Whoa - 6:34 pm on Feb 28, 2011 (gmt 0)
Long ago, I did some coding that ran an index of dissimilarity calculation on census data to determine which cities were the most segregated in the country. It boiled a city down to a single number, where 0 was perfectly integrated and 100 was perfectly segregated. I thought that was so cool to boil down a complex issue such as racial segregation into a single number.
Google's doing something similar in this new algo, I believe. It simhashes pages on your site to determine whether they are similar to each other. If they are very similar, those pages don't need to all be in the main index. So let's drop them into some secondary index, and only use them if we really, really need to.
More importantly, the new algo does a simhash on your entire site to see if it is similar to the scraper sites that Google (and we all) hate.
If your simhashed number is similar to a scraper site, well, then, by golly, you are probably a scraper site and should be punished. (Actually, it's probably not a single simhash, it's probaby many different ones concatenated together.)

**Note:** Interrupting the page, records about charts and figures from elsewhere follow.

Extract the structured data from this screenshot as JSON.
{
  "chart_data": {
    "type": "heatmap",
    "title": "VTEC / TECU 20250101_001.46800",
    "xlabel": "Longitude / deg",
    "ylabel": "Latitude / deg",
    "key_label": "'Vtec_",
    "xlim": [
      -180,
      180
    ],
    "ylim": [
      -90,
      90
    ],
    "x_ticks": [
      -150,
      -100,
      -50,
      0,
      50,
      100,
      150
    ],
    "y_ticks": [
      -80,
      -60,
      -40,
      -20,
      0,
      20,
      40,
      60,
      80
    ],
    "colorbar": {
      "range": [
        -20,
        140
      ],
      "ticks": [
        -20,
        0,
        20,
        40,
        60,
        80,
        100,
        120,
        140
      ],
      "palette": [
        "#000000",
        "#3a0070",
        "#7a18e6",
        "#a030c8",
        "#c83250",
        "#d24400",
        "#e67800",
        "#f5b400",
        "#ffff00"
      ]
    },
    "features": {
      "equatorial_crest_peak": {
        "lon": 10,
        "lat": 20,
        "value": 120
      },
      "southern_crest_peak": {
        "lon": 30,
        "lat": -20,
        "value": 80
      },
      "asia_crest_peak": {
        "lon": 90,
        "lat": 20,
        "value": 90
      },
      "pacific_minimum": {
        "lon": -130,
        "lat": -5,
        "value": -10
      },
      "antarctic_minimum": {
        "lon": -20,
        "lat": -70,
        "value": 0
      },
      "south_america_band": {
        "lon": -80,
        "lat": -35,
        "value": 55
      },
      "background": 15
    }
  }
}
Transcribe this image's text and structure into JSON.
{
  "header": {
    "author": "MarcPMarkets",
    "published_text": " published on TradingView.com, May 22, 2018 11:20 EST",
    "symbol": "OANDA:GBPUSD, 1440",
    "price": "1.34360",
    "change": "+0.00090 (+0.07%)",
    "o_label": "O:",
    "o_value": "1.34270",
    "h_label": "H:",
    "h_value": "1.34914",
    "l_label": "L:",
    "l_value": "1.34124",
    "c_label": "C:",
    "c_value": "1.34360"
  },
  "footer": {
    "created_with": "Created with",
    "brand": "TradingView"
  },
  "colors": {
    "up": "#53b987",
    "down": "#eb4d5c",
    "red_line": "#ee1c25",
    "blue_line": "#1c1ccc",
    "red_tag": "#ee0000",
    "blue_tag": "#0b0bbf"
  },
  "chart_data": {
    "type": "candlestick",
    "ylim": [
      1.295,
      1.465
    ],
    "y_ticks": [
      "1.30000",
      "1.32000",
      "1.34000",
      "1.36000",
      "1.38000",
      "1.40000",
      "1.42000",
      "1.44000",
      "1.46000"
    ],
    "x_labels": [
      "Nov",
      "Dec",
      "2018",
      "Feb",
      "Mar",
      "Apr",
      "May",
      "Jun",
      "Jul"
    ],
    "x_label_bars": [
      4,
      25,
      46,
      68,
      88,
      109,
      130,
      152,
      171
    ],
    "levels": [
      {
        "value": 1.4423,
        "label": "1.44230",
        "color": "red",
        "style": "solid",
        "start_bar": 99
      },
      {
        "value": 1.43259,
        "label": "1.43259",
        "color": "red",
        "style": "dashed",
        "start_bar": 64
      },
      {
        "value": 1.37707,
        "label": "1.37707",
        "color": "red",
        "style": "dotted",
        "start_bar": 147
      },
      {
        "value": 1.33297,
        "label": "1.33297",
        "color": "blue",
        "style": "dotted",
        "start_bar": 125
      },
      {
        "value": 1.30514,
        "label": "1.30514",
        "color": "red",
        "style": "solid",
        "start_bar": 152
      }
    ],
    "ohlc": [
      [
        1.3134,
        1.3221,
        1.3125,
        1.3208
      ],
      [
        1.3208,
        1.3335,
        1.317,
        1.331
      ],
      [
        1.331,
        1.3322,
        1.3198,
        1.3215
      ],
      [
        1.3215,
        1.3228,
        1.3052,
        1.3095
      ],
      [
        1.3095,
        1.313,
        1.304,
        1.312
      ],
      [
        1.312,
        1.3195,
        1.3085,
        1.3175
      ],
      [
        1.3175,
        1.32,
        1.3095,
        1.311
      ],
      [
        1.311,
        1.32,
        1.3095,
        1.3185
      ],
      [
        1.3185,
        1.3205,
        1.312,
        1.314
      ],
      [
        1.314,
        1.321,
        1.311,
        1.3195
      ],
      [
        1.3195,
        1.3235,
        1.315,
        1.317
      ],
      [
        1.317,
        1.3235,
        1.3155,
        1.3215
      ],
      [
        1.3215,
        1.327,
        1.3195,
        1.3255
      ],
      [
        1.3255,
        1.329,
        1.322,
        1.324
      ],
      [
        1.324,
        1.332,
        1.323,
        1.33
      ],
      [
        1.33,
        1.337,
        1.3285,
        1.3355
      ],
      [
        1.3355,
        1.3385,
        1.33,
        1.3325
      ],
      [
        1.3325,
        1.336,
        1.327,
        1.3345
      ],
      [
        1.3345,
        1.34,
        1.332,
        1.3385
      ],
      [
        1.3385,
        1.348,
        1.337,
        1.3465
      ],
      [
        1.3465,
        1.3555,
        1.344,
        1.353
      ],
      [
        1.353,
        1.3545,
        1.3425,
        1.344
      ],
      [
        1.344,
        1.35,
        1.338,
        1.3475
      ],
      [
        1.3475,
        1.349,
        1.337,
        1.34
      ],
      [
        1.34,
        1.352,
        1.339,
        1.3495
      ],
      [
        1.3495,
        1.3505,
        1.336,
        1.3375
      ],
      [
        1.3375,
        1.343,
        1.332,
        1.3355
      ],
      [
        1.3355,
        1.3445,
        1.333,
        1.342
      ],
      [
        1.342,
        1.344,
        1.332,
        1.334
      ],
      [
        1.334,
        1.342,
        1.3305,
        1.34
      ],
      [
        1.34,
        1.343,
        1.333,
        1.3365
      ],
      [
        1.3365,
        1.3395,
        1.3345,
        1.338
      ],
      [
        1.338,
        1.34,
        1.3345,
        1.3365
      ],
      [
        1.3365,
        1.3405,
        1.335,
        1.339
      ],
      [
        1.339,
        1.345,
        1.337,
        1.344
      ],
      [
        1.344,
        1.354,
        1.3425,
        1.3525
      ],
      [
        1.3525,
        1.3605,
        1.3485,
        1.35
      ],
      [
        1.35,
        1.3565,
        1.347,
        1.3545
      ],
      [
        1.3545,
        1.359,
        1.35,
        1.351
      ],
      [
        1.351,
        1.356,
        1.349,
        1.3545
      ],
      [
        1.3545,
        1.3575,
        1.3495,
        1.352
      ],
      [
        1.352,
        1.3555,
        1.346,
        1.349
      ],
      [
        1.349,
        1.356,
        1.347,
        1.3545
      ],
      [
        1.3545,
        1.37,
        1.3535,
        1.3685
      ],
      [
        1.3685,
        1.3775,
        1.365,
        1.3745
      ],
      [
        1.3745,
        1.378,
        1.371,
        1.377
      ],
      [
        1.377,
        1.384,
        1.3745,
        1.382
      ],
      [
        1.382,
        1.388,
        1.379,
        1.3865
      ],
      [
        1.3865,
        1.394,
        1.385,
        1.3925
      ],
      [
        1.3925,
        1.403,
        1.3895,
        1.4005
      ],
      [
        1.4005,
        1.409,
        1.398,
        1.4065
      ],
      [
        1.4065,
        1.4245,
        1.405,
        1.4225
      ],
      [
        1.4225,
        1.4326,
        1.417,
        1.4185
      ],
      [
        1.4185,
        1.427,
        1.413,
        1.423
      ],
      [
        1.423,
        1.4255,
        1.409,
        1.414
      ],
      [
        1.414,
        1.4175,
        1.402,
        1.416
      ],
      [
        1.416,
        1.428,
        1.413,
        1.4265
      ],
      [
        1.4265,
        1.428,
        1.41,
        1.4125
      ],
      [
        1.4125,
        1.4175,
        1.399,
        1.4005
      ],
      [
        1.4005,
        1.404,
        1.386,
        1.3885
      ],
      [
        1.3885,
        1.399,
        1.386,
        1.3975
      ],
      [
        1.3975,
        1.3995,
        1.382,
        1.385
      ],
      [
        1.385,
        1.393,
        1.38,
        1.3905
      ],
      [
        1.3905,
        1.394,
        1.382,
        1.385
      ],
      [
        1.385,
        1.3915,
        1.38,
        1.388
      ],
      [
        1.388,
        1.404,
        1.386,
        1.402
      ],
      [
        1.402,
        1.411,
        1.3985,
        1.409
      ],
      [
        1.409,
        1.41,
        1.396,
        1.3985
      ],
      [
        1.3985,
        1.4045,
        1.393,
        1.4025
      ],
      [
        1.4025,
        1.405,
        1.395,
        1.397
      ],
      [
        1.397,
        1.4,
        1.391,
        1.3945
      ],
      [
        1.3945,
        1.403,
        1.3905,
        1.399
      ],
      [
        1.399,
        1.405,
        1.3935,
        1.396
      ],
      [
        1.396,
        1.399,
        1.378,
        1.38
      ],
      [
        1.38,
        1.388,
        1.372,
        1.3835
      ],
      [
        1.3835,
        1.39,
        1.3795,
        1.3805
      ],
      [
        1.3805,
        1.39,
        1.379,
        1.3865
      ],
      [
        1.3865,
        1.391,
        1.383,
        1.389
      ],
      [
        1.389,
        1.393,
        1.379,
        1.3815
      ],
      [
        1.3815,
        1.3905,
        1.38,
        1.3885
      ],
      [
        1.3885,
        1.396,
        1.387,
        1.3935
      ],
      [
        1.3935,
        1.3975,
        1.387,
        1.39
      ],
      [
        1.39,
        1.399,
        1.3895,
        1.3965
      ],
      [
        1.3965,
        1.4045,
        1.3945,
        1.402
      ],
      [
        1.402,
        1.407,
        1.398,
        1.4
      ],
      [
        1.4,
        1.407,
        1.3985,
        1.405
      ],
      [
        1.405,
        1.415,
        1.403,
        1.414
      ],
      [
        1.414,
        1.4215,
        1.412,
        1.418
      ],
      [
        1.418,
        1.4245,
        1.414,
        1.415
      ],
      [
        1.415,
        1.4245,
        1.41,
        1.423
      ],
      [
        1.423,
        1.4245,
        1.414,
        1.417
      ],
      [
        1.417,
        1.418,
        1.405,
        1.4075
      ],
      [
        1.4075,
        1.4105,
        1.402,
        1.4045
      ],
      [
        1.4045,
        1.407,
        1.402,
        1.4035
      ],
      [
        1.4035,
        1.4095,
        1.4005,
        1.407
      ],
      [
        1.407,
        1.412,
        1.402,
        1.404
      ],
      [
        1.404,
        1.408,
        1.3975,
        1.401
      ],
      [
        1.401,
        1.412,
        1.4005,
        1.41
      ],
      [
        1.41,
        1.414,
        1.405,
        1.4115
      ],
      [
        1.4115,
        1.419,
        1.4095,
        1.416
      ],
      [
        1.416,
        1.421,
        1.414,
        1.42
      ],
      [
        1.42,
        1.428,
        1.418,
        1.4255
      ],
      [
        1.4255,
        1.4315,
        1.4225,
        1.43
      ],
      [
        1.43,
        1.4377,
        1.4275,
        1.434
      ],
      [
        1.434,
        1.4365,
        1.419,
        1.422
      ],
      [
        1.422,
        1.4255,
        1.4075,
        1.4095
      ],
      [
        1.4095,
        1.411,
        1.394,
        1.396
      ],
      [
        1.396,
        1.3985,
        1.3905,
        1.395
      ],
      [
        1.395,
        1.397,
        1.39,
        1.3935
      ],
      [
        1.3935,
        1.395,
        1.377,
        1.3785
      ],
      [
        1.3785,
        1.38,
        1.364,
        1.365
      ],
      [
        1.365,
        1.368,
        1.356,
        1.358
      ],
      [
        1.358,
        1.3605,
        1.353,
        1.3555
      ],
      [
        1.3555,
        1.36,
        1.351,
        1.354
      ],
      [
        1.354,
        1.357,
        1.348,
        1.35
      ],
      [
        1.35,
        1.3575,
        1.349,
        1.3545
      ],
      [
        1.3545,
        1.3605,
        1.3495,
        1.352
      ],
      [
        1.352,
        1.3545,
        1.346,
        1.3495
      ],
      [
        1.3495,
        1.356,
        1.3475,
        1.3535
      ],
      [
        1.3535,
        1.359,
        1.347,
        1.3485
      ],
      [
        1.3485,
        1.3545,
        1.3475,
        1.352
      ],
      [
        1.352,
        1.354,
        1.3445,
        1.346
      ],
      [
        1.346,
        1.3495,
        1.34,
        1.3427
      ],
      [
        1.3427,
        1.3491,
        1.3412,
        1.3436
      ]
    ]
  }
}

So, if you got whacked, you are similar to a scraper site in some respects, even if you are a good site. That's my theory. So, think about the attributes of a scraper site and then be the opposite of those bad boys. What does a scraper site not do, because they are robo-created and have crap content, that is a sign of quality? -- figure out the tough signs of quality that a scraper could never do and do more of that. My two cents, anyway.